Par Sébastien Clergue
« Les magiciens aiment à répéter que l’on s’arrête de penser trop tôt (*), mais force est de constater que peu d’entre eux mettent réellement cet adage en pratique.
C’est un reproche que l’on aura du mal à faire à Dominique Duvivier : tout ou presque a été dit (ou reproché) sur son style de magie, ou son style tout court, mais pas celui de nous démontrer depuis déjà une trentaine d’années que nous nous ne réfléchissons pas assez sur notre magie. Cela fait en effet trente ans que le Duvivier met en pièces, avec une joie gourmande, chaque convention ou principe de notre bonne vieille magie.
Ne pas annoncer ce que l’on va faire ? Ne pas refaire deux fois le même tour ? Dans Intimiste II, Duvivier se paie le luxe de refaire trois fois le même effet à la suite, mais de manière différente, tout en étant pareille, mais pas tant que ça… chaque effet renforçant le précédent, tout en le dépassant, mais tout en restant le même. Cela semble compliqué à première vue, mais les spectateurs, magiciens ou non, ne s’y trompent pas et rient, applaudissent et récompensent le culot calculé de cet animal assis en face d’eux.
Duvivier démonte, agite, renverse et remue chaque principe magique de base pour finalement en retirer la substantifique moelle et lui faire retrouver son sens originel: rien n’est illogique si le magicien est magicien, tout est possible si les spectateurs font corps avec lui et la magie, et l’on n’en fait jamais trop si le public en redemande. Plus qu’un spectacle, un show de Duvivier est une leçon de magie destinée à ébranler les magiciens dans leurs convictions. Et si, finalement, il y avait une vie après le portefeuille en feu ?

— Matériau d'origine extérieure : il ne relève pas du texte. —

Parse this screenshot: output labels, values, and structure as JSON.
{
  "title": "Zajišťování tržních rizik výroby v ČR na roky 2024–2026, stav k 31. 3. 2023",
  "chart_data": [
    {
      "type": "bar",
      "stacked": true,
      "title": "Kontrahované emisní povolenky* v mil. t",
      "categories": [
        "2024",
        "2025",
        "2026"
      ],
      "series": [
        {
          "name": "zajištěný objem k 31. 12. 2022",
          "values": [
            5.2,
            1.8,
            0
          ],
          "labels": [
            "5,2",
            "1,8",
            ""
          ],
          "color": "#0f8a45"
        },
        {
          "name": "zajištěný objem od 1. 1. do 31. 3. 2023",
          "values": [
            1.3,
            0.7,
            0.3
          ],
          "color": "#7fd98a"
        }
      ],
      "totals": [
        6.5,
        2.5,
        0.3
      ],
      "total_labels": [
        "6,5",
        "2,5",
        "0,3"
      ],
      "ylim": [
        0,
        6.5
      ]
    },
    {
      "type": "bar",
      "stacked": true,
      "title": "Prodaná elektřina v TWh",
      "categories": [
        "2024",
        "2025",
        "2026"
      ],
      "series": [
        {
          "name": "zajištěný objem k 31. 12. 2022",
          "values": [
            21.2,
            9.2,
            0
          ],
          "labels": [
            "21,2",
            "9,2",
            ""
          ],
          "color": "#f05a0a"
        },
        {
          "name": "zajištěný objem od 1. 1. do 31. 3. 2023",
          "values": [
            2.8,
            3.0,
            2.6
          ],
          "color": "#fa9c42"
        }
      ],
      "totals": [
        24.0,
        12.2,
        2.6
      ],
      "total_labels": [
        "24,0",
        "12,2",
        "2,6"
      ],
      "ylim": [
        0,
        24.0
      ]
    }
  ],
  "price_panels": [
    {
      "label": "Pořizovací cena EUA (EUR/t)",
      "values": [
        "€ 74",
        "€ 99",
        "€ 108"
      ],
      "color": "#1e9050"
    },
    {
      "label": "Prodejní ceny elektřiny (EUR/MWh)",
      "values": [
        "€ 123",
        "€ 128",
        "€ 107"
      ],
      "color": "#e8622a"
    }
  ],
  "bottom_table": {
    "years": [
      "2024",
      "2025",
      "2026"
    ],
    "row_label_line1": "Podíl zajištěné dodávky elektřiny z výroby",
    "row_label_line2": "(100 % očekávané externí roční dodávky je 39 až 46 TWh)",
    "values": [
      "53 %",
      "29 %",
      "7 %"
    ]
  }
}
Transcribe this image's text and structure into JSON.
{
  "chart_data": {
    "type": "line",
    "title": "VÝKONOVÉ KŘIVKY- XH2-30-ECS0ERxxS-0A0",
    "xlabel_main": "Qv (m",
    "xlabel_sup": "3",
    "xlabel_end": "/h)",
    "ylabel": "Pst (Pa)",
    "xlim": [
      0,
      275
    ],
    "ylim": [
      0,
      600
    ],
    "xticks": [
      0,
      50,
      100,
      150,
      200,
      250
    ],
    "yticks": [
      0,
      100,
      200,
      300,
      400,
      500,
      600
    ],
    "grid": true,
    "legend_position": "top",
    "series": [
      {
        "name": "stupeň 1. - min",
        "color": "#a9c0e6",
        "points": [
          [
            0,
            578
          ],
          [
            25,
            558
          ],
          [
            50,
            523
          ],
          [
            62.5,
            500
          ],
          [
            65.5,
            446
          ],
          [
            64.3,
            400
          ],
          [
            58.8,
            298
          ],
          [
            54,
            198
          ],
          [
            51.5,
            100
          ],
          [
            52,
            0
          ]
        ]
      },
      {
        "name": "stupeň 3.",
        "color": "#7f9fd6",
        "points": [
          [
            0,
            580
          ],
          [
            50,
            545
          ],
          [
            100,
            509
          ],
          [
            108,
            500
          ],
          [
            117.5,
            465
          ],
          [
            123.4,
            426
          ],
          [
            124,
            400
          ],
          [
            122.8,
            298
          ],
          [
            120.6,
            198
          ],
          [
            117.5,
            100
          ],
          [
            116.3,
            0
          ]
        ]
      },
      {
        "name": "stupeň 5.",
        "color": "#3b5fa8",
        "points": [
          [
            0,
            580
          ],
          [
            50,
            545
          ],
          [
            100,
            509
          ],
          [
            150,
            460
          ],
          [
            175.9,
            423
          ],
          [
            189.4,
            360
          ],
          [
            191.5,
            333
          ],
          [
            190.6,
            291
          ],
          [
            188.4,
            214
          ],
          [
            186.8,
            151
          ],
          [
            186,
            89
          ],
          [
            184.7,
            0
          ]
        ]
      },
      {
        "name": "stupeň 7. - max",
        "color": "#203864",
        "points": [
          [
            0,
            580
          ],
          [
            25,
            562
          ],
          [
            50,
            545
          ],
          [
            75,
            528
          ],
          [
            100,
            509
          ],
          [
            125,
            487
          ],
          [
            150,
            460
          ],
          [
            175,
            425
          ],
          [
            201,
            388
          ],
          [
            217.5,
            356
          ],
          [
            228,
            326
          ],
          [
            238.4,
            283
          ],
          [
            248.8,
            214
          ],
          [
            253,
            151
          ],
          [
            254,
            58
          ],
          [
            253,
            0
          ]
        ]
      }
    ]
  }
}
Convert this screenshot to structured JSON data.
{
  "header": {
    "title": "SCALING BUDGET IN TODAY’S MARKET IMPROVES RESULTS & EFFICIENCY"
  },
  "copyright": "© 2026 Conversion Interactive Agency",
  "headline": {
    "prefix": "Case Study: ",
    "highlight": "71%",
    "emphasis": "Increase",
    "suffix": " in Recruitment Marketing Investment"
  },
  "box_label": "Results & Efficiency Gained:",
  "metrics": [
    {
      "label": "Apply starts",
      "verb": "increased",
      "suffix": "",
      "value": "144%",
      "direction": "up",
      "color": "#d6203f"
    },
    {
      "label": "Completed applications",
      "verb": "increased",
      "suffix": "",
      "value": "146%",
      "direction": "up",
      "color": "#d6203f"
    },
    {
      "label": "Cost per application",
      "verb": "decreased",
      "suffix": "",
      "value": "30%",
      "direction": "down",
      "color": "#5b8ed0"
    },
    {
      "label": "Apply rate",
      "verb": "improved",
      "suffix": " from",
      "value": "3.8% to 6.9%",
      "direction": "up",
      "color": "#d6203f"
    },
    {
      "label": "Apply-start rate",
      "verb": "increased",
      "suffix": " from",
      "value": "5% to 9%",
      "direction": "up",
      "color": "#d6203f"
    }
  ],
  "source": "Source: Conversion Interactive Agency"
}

Inutile de dire que l’animal Duvivier était attendu au tournant après le succès de son « Intimiste I », qui se jouait au Double-Fond depuis près d’un an. Une fois de plus, fidèle à son principe selon lequel il ne faut jamais le trouver là où on l’attend, Duvivier a entrepris de construire une vraie suite de cinéma: Il reprend les mêmes ingrédients qui ont fait le succès du premier volet, les passe au shaker, rajoute deux ou trois doses de vitamines et de nouvelles surprises, car « on s’arrête de penser trop tôt » et si l’on commence à penser que telle ou telle routine devient ultime ou intouchable, alors la sclérose intellectuelle guette. On obtient alors « Intimiste 2 » qui est donc, comme dans un thriller américain, le frère jumeau caché qui refait surface pour vous donner un coup de poing dans la figure. Le recette semblerait presque simple, mais tous ces ingrédients mijotaient depuis plus d’un an.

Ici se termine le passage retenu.